While the residential property market has cooled over the past year, affordability is still at a record low, with the average house in Sydney costing 10.9 times the average New South Wales annual income.
At that level, a buyer of an average Sydney home needs to save for over nine years (seven years for those buying an apartment) to accumulate the 20 per cent deposit required by most lenders. New research suggests that, in many cases, people would be better off putting that money to another use.
With interest rates at historic lows, the cost of servicing a mortgage is around the long-term average, so it is the difficulty of saving a deposit that locks many new entrants out of the market.
According to EY Sweeney research, two out of three Sydney residents think renting is a waste of money and it is much smarter to buy a home buyer. EY’s modelling comes up with a different conclusion.
EY compared two people: one putting their savings towards a 20 per cent deposit on an average priced Sydney unit and borrowing to fund the balance; and another putting the same amount of savings into an S&P/ASX 200 index fund, leveraged with a margin loan with a 50 per cent LVR, and renting in the same area.
The renter reinvested their dividends and also regularly invested the difference between their rental cost and the buyer’s borrowing costs in their fund.
EY measured the outcomes over 10 years, conducting the comparison for all of Sydney’s 43 local government areas. It found that in 62 per cent of the comparisons people came out ahead if they rented and maintained a leveraged investment in the Australian equity market.
“It is important to note that in this model the renter is taking on a risk profile that is perhaps higher than most are likely to take and put in place a savings framework that is more stringent than most would want,” EY says.
EY also conducted the comparison without the margin loan and in that case the outcomes favoured home buyers.
Outcomes varied when different time periods were analysed. Renters tended to come out ahead in the late 1990s and early 2002, while buyers tended to come out ahead in the 10 years to 2017.
Buying a home in Woollahra in 2007 and selling in 2017 was a smart move, putting buyers ahead of renters by more than $300,000. But those who bought in 1998 and sold in 2008 lost out to renters, falling behind by more than $600,000.

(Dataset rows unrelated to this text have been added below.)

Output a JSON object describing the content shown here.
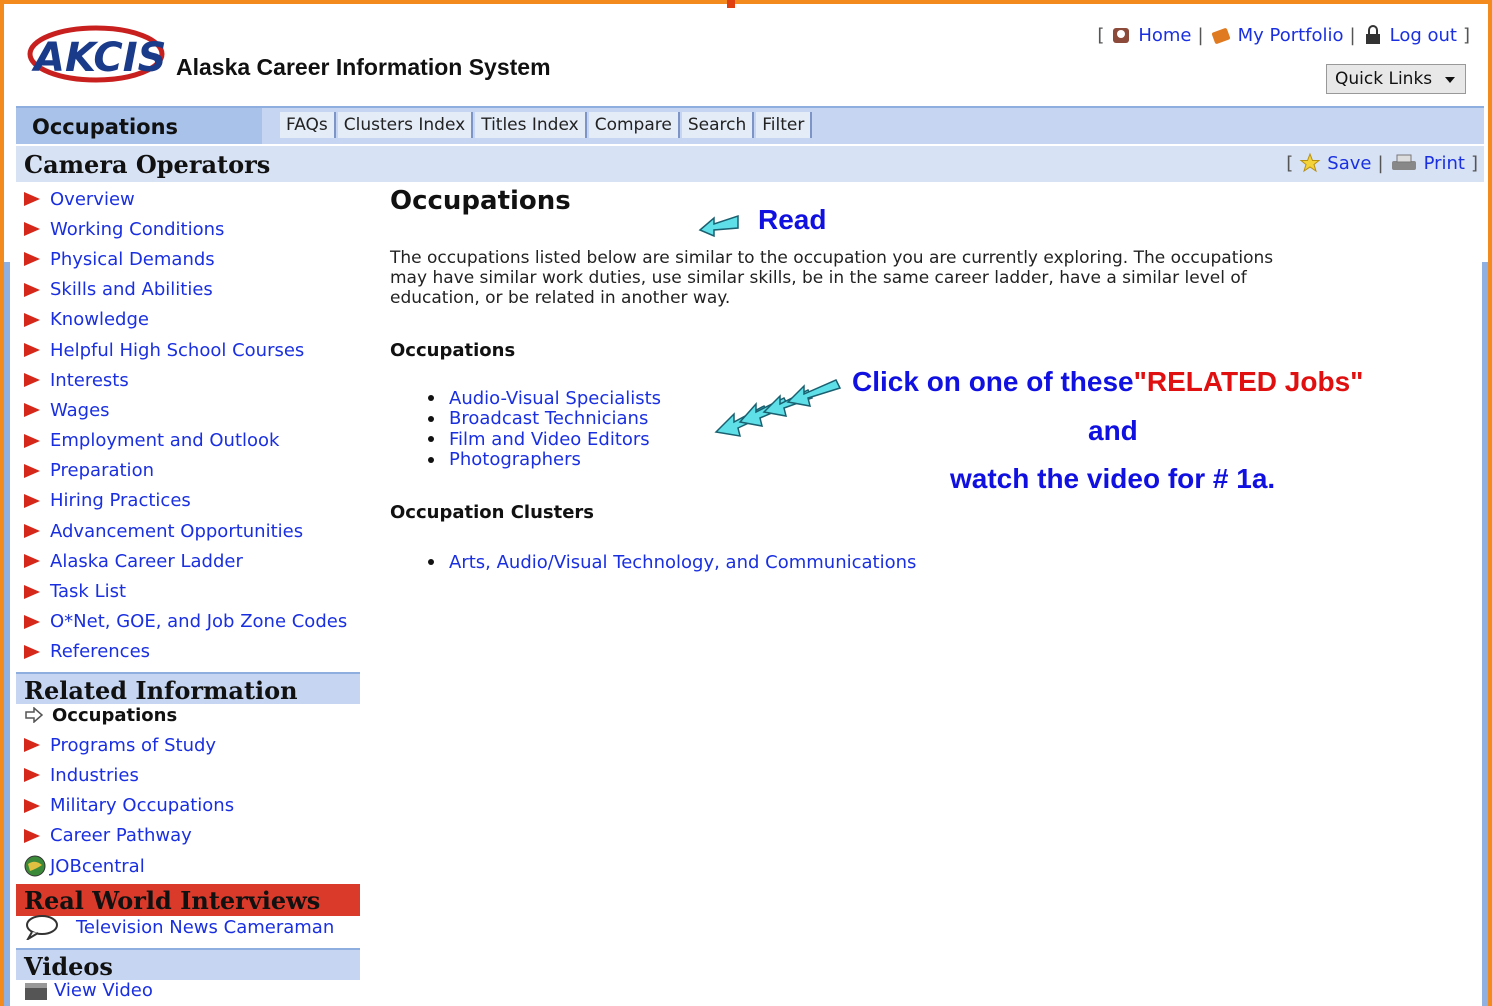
{
  "header": {
    "logo_text": "AKCIS",
    "site_title": "Alaska Career Information System",
    "links": {
      "home": "Home",
      "portfolio": "My Portfolio",
      "logout": "Log out"
    },
    "quick_links": "Quick Links",
    "bracket_open": "[",
    "bracket_close": "]",
    "sep": "|"
  },
  "nav": {
    "section": "Occupations",
    "tabs": [
      "FAQs",
      "Clusters Index",
      "Titles Index",
      "Compare",
      "Search",
      "Filter"
    ]
  },
  "page": {
    "title": "Camera Operators",
    "save": "Save",
    "print": "Print"
  },
  "sidebar": {
    "items": [
      "Overview",
      "Working Conditions",
      "Physical Demands",
      "Skills and Abilities",
      "Knowledge",
      "Helpful High School Courses",
      "Interests",
      "Wages",
      "Employment and Outlook",
      "Preparation",
      "Hiring Practices",
      "Advancement Opportunities",
      "Alaska Career Ladder",
      "Task List",
      "O*Net, GOE, and Job Zone Codes",
      "References"
    ],
    "related_header": "Related Information",
    "related_items": [
      "Occupations",
      "Programs of Study",
      "Industries",
      "Military Occupations",
      "Career Pathway",
      "JOBcentral"
    ],
    "rwi_header": "Real World Interviews",
    "rwi_item": "Television News Cameraman",
    "videos_header": "Videos",
    "video_item": "View Video"
  },
  "content": {
    "title": "Occupations",
    "intro": "The occupations listed below are similar to the occupation you are currently exploring. The occupations may have similar work duties, use similar skills, be in the same career ladder, have a similar level of education, or be related in another way.",
    "occupations_header": "Occupations",
    "occupations": [
      "Audio-Visual Specialists",
      "Broadcast Technicians",
      "Film and Video Editors",
      "Photographers"
    ],
    "clusters_header": "Occupation Clusters",
    "clusters": [
      "Arts, Audio/Visual Technology, and Communications"
    ]
  },
  "annotations": {
    "read": "Read",
    "click_a": "Click on one of these",
    "click_b": "\"RELATED Jobs\"",
    "and": "and",
    "watch": "watch the video for # 1a."
  }
}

In Sydney’s inner ring, including areas such as North Sydney, Mosman and Leichhardt, renters came out ahead 70 per cent of the time over all periods. EY found that buying a home in Sydney’s inner and middle suburbs leads to a better financial outcome than buying in the outer ring. Outer ring local government areas include Baulkham Hills, Camden, Liverpool and Penrith.
EY says: “The traditional narrative is that many people rent because they can’t afford to buy – or buy where they want to live. People feel they should make sacrifices to save a deposit and buy.
“This assumes that everyone is better off owning their own home. Our research shows that many people could be better off renting permanently, rather than buying.”
Renting provides a significant mobility dividend, allowing people to relocate without incurring high costs
However, for many the lack of tenant rights is a factor that pushes them to buy. Reform is needed to change this roadblock.”
In countries such as Germany, lease agreements are typically five to 10 years, comparedwith the 12-month lease that is typical in Australia.